Weight Loss Diet Chart: Simple Meal Plan for Healthy Weight Loss

Losing weight doesn’t require extreme diets or skipping meals. A balanced diet with the right amount of protein, fiber, and healthy fats can help you lose weight while maintaining energy throughout the day.

Morning (6:00–7:00 AM)

  • 1 glass of water
  • Black coffee or green tea (optional)

Starting your day hydrated can help control hunger and support metabolism.

Breakfast (7:00–9:00 AM)

  • 2 boiled eggs or Greek yogurt
  • 1 slice whole-grain toast
  • 1 serving of fruit (apple, berries, or banana)

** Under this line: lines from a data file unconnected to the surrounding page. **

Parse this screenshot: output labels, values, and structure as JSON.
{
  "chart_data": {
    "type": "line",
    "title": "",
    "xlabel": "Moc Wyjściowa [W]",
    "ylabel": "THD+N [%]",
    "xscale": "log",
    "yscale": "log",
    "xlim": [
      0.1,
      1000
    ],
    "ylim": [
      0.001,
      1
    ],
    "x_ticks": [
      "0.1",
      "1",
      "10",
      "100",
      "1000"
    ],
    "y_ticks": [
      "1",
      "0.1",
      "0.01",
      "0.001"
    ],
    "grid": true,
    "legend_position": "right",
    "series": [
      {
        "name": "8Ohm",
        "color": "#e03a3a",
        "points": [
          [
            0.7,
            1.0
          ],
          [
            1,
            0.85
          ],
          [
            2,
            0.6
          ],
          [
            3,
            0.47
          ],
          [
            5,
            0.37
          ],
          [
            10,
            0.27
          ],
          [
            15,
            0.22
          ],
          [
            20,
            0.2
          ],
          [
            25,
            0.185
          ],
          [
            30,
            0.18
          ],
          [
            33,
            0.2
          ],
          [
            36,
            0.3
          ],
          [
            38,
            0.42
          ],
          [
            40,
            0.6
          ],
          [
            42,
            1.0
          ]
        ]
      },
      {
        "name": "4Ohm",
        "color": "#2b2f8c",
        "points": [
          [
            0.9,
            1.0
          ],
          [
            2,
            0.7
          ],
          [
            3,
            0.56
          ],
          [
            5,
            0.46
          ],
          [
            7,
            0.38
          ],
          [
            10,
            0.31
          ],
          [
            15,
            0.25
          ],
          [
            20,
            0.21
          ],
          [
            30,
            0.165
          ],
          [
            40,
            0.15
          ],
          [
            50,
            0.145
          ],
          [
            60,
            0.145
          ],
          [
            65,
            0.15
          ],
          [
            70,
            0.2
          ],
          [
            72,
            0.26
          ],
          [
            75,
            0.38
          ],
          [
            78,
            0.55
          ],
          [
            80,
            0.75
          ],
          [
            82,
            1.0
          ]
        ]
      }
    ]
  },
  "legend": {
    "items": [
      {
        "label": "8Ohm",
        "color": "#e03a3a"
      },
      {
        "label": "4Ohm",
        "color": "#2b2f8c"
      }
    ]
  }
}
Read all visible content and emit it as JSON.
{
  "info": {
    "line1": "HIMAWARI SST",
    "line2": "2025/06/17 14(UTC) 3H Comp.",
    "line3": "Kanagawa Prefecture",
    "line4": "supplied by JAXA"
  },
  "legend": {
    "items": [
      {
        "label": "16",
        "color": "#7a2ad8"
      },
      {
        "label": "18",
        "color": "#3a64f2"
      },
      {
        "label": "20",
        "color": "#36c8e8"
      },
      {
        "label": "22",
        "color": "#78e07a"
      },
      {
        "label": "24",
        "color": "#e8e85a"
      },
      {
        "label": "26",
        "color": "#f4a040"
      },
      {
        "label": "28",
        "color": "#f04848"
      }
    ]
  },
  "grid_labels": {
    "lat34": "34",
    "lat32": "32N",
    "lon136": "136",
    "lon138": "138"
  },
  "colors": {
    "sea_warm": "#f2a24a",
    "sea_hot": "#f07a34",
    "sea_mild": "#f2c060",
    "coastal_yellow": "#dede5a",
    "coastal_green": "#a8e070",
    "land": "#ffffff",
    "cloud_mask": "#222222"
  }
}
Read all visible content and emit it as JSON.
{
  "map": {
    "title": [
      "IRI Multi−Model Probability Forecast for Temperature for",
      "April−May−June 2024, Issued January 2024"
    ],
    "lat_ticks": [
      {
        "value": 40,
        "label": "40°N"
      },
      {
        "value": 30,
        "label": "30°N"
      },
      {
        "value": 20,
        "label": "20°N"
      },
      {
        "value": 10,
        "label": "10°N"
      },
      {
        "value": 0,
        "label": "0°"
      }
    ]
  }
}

A protein-rich breakfast helps keep you full longer and reduces cravings.

Mid-Morning Snack

  • Handful of almonds
  • Or a small apple

Lunch (12:00–1:00 PM)

  • Grilled chicken, turkey, or fish
  • Large salad with vegetables
  • Small serving of brown rice or quinoa

Focus on lean protein and vegetables to stay satisfied without excess calories.

Afternoon Snack

  • Protein shake
  • Or carrot sticks with hummus

Dinner (6:00–7:30 PM)

  • Grilled salmon, chicken, or tofu
  • Steamed vegetables
  • Sweet potato or brown rice (small portion)

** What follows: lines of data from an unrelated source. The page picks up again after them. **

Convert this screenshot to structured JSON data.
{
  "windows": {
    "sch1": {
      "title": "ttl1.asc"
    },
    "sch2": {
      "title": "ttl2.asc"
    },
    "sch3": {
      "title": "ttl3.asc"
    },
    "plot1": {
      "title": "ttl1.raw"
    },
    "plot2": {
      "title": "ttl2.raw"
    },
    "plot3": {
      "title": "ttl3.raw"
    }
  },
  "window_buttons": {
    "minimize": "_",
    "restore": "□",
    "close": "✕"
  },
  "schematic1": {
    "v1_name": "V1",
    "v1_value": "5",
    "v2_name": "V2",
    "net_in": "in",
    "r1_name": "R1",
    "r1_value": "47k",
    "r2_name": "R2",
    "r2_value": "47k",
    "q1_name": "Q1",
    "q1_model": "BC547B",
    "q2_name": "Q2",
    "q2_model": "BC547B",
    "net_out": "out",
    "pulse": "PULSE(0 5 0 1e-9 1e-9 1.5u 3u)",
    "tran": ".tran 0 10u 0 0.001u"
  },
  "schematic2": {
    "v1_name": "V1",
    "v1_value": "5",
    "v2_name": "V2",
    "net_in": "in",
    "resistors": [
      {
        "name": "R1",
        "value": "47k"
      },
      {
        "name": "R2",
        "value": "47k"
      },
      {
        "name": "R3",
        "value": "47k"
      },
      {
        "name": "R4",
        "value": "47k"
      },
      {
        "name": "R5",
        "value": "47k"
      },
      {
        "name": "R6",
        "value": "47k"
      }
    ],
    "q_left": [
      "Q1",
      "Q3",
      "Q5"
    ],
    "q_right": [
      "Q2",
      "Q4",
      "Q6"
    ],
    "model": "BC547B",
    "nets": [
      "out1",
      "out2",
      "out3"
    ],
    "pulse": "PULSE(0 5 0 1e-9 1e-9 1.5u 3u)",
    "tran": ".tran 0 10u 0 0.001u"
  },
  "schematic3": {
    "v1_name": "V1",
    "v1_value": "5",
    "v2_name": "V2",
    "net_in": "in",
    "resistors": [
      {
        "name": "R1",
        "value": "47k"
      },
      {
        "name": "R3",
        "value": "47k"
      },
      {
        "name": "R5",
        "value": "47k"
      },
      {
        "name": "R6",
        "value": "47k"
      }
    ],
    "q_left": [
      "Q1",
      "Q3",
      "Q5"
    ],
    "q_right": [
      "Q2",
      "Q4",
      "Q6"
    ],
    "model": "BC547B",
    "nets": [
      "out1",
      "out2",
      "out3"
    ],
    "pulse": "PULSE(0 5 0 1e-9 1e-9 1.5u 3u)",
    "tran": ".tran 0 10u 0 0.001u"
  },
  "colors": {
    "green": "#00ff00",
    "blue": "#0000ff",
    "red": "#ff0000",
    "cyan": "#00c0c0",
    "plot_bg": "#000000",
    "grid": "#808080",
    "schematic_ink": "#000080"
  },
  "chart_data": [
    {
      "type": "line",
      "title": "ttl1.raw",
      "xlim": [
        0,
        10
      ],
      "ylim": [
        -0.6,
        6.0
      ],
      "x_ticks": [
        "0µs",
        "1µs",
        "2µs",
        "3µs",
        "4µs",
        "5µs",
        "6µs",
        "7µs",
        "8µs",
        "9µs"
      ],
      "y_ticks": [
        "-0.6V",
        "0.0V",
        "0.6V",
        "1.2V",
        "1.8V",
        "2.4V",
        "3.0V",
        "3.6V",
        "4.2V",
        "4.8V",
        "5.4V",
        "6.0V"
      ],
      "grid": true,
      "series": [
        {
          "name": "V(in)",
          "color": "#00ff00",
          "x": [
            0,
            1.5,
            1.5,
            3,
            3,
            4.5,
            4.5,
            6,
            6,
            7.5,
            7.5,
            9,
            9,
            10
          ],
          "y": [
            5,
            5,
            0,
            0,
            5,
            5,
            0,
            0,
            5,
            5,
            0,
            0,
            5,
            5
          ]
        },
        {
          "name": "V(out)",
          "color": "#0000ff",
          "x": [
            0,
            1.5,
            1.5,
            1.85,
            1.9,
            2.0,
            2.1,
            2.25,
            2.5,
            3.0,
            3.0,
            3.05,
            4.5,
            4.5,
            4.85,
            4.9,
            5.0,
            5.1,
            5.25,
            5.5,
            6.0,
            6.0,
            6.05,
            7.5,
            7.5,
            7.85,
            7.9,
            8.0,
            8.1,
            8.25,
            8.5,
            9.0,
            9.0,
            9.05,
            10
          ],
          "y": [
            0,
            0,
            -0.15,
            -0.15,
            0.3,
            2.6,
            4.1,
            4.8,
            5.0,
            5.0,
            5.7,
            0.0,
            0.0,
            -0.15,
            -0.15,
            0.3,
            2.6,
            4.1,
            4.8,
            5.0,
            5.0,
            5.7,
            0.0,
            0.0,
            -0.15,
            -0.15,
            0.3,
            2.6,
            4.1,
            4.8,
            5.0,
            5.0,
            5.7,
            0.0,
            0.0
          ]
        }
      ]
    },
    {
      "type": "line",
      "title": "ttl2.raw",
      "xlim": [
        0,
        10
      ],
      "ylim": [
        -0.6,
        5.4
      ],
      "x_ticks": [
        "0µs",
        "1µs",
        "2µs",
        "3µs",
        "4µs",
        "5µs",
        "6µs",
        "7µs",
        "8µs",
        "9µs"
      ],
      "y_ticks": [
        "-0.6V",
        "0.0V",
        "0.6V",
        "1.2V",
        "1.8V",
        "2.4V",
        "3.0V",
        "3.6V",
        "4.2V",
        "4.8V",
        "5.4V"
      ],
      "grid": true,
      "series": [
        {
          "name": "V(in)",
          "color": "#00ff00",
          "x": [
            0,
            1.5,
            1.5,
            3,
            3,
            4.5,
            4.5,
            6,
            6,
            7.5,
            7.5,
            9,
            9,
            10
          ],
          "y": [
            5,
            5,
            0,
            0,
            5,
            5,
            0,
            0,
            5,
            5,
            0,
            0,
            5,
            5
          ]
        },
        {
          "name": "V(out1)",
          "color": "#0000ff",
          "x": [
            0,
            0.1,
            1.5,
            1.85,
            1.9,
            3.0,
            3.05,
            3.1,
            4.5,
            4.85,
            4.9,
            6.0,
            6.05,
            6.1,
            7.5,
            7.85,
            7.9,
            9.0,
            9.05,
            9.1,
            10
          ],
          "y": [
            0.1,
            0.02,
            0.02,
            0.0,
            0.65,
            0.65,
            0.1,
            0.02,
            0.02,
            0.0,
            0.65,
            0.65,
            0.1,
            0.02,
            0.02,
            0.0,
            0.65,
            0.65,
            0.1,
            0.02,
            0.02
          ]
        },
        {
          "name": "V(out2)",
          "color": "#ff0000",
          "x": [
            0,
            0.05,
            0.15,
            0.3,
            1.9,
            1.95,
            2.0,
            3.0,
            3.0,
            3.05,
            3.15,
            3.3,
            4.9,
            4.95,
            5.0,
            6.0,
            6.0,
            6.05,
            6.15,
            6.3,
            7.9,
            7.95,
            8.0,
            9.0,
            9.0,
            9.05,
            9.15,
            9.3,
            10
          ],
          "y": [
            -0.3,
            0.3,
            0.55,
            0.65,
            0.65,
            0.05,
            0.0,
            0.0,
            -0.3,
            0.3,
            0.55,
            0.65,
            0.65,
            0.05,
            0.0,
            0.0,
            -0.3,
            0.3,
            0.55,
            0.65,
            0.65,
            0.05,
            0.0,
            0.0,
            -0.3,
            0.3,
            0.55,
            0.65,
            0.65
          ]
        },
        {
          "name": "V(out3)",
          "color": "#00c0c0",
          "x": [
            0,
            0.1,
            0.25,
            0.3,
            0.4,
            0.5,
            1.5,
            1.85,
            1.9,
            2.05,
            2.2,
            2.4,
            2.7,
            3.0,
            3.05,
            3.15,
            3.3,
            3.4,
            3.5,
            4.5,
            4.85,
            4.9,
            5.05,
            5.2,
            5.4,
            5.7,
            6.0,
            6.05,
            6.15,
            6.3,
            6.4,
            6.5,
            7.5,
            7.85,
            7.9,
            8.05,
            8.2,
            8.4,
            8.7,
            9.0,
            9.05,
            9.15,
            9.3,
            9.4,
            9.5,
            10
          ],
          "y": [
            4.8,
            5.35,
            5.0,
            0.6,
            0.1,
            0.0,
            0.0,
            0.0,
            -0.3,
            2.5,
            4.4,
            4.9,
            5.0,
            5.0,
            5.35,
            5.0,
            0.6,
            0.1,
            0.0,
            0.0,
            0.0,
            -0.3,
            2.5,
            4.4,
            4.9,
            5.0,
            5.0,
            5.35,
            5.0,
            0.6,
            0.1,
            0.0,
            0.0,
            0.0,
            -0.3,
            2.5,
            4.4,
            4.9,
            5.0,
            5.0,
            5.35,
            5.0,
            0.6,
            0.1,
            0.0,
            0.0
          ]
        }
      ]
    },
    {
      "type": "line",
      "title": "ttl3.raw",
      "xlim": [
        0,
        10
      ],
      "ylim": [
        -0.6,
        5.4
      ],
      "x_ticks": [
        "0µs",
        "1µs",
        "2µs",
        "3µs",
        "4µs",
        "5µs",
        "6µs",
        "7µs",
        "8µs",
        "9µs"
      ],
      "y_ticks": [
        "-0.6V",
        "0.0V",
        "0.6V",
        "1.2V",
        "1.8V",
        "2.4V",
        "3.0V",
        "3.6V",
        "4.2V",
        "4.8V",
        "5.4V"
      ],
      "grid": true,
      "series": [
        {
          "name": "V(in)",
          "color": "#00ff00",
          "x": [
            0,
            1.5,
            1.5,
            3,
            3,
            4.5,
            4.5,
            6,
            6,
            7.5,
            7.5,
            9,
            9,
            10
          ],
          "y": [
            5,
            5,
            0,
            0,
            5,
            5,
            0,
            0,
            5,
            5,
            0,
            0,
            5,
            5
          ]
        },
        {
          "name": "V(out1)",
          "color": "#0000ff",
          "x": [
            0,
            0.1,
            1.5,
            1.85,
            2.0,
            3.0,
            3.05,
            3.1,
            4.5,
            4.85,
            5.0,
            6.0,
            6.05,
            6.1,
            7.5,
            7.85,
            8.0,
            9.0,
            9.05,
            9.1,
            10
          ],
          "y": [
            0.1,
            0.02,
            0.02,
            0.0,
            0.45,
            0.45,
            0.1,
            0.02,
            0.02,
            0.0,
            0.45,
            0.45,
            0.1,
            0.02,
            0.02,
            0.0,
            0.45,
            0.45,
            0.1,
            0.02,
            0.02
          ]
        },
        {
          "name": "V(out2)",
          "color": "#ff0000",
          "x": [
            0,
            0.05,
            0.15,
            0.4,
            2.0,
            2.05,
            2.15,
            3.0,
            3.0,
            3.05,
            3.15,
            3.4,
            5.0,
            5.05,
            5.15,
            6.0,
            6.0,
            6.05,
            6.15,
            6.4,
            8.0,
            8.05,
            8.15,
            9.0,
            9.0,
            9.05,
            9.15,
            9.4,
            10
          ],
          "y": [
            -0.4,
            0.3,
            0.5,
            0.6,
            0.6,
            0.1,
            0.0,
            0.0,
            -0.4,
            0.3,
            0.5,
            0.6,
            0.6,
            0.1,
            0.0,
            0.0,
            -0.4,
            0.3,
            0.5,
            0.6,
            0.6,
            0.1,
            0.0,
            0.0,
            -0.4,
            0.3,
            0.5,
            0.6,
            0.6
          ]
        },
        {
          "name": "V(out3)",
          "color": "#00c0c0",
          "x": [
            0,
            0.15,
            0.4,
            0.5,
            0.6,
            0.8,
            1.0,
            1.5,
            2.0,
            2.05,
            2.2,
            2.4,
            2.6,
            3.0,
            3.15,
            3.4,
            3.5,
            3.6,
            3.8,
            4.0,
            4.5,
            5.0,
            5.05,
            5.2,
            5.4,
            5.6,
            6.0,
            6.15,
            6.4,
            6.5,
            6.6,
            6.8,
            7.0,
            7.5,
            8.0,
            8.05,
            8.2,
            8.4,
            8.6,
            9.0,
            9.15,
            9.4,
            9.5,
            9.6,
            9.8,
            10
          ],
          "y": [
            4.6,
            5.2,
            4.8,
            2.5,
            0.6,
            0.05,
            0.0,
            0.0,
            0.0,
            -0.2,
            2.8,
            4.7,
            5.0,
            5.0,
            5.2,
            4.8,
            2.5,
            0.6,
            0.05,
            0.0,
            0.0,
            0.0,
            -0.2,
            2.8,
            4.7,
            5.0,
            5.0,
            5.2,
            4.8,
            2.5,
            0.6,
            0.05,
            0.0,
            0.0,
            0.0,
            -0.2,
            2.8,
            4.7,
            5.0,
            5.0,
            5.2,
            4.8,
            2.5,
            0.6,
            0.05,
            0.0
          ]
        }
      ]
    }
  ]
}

Keep dinner lighter than lunch and avoid overeating at night.

Weight Loss Tips

  • Drink at least 8–10 glasses of water daily.
  • Limit sugary drinks and processed foods.
  • Walk or exercise for 30 minutes a day.
  • Get 7–9 hours of sleep each night.
  • Aim for a calorie deficit without starving yourself.